The American Naturalist | 1994
Greg Dwyer
Many forest-defoliating Lepidoptera exhibit long-term cyclic fluctuations in density that span several orders of magnitude. One hypothesis to explain these fluctuations is that they are driven by pathogens with long-lived infectious stages capable of surviving outside the host. The basis of the argument is that, for realistic parameter values, a mathematical disease model incorporating such an infectious stage is likely to show cycles with the same period as is observed in nature. The mathematical model used to make this argument, however, is so simple that it may not be biologically meaningful. In this article, I extend the original model by including two realistic complications: density-dependent host reproduction and host movement behavior.
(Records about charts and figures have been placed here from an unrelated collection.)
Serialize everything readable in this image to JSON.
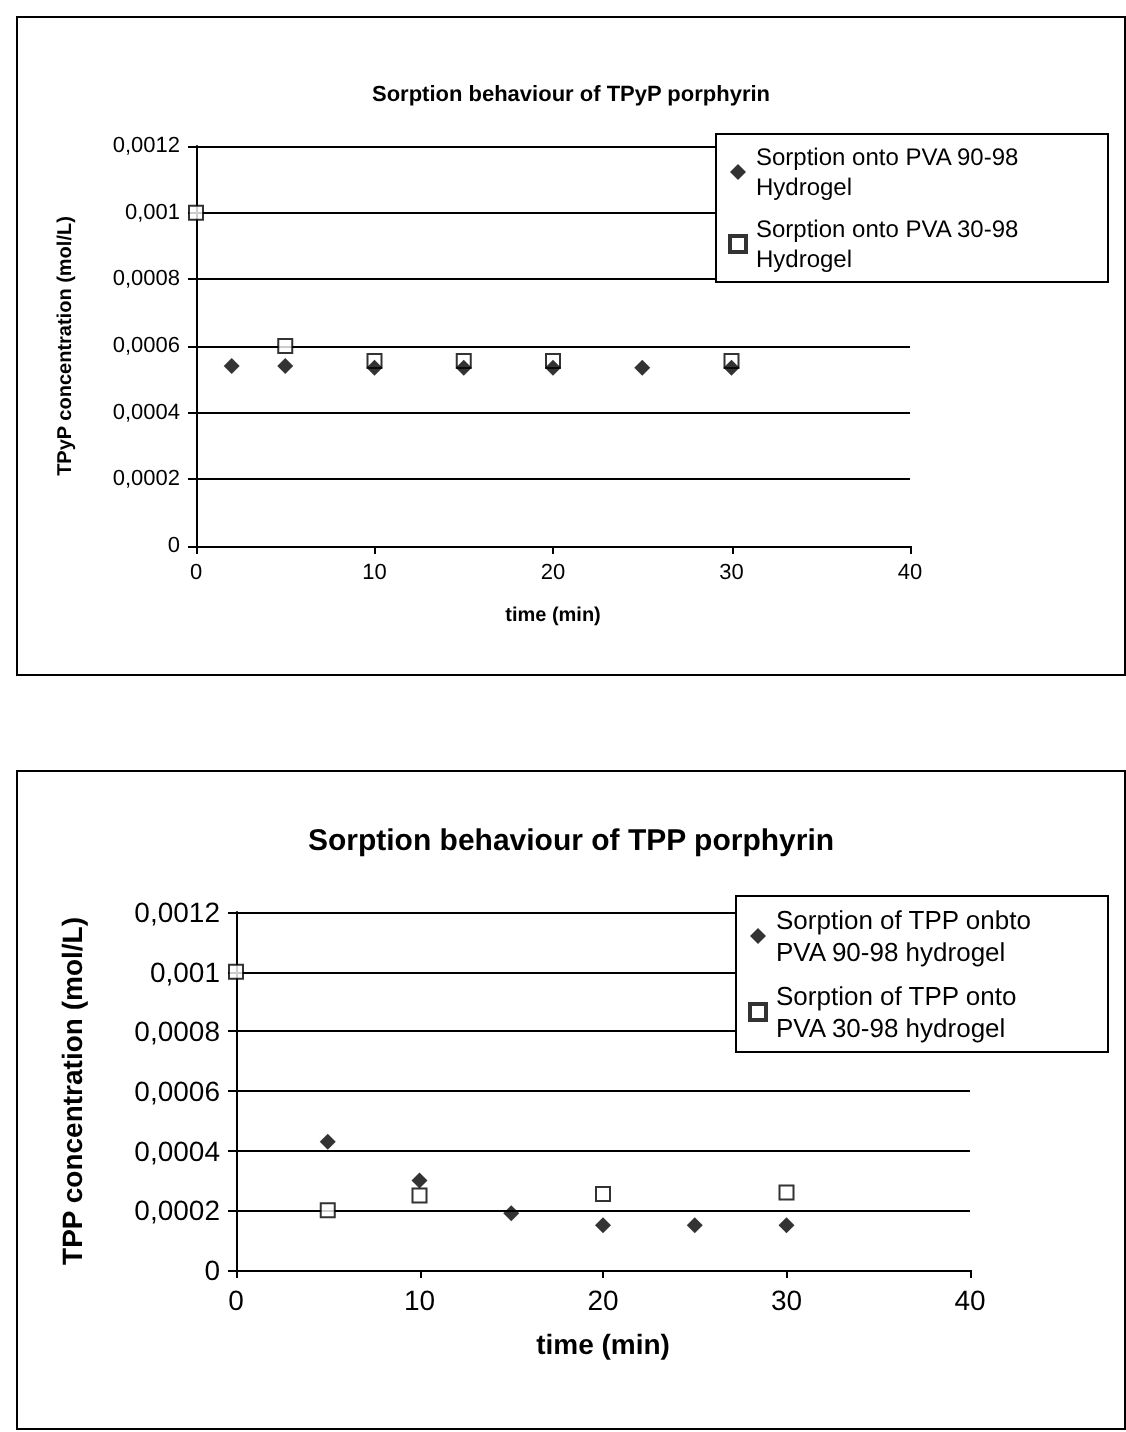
{
  "chart_data": [
    {
      "type": "scatter",
      "title": "Sorption behaviour of TPyP porphyrin",
      "xlabel": "time (min)",
      "ylabel": "TPyP concentration (mol/L)",
      "series": [
        {
          "name": "Sorption onto PVA 90-98 Hydrogel",
          "color": "#000000",
          "marker": "diamond",
          "x": [
            2,
            5,
            10,
            15,
            20,
            25,
            30
          ],
          "values": [
            0.00054,
            0.00054,
            0.000535,
            0.000535,
            0.000535,
            0.000535,
            0.000535
          ]
        },
        {
          "name": "Sorption onto PVA 30-98 Hydrogel",
          "color": "#000000",
          "marker": "square",
          "x": [
            0,
            5,
            10,
            15,
            20,
            30
          ],
          "values": [
            0.001,
            0.0006,
            0.000555,
            0.000555,
            0.000555,
            0.000555
          ]
        }
      ],
      "xlim": [
        0,
        40
      ],
      "xticks": [
        0,
        10,
        20,
        30,
        40
      ],
      "ylim": [
        0,
        0.0012
      ],
      "yticks": [
        0,
        {
          "value": 0.0002,
          "label": "0,0002"
        },
        {
          "value": 0.0004,
          "label": "0,0004"
        },
        {
          "value": 0.0006,
          "label": "0,0006"
        },
        {
          "value": 0.0008,
          "label": "0,0008"
        },
        {
          "value": 0.001,
          "label": "0,001"
        },
        {
          "value": 0.0012,
          "label": "0,0012"
        }
      ],
      "grid": "y",
      "legend": "top right"
    },
    {
      "type": "scatter",
      "title": "Sorption behaviour of TPP porphyrin",
      "xlabel": "time (min)",
      "ylabel": "TPP concentration (mol/L)",
      "series": [
        {
          "name": "Sorption of TPP onbto PVA 90-98 hydrogel",
          "color": "#000000",
          "marker": "diamond",
          "x": [
            5,
            10,
            15,
            20,
            25,
            30
          ],
          "values": [
            0.00043,
            0.0003,
            0.00019,
            0.00015,
            0.00015,
            0.00015
          ]
        },
        {
          "name": "Sorption of TPP onto PVA 30-98 hydrogel",
          "color": "#000000",
          "marker": "square",
          "x": [
            0,
            5,
            10,
            20,
            30
          ],
          "values": [
            0.001,
            0.0002,
            0.00025,
            0.000255,
            0.00026
          ]
        }
      ],
      "xlim": [
        0,
        40
      ],
      "xticks": [
        0,
        10,
        20,
        30,
        40
      ],
      "ylim": [
        0,
        0.0012
      ],
      "yticks": [
        0,
        {
          "value": 0.0002,
          "label": "0,0002"
        },
        {
          "value": 0.0004,
          "label": "0,0004"
        },
        {
          "value": 0.0006,
          "label": "0,0006"
        },
        {
          "value": 0.0008,
          "label": "0,0008"
        },
        {
          "value": 0.001,
          "label": "0,001"
        },
        {
          "value": 0.0012,
          "label": "0,0012"
        }
      ],
      "grid": "y",
      "legend": "top right"
    }
  ]
}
Including density-dependent host reproduction greatly increases the likelihood of cycles; additional realism thus strengthens the original conclusion. Including host movement behavior makes the model more versatile, as it allows comparison of the model output with literature data on the spatial spread of insect viruses. This comparison suggests that the spatial spread of the viruses of Gilpinia hercyniae and Oryctes rhinoceros can be explained with a very simple model of host movement, without recourse to complicated mechanisms of dispersal. The introduction of host movement behavior also introduces the possibility of cycles of outbreaks in space and time simultaneously-that is, waves of disease that will reappear at regular intervals.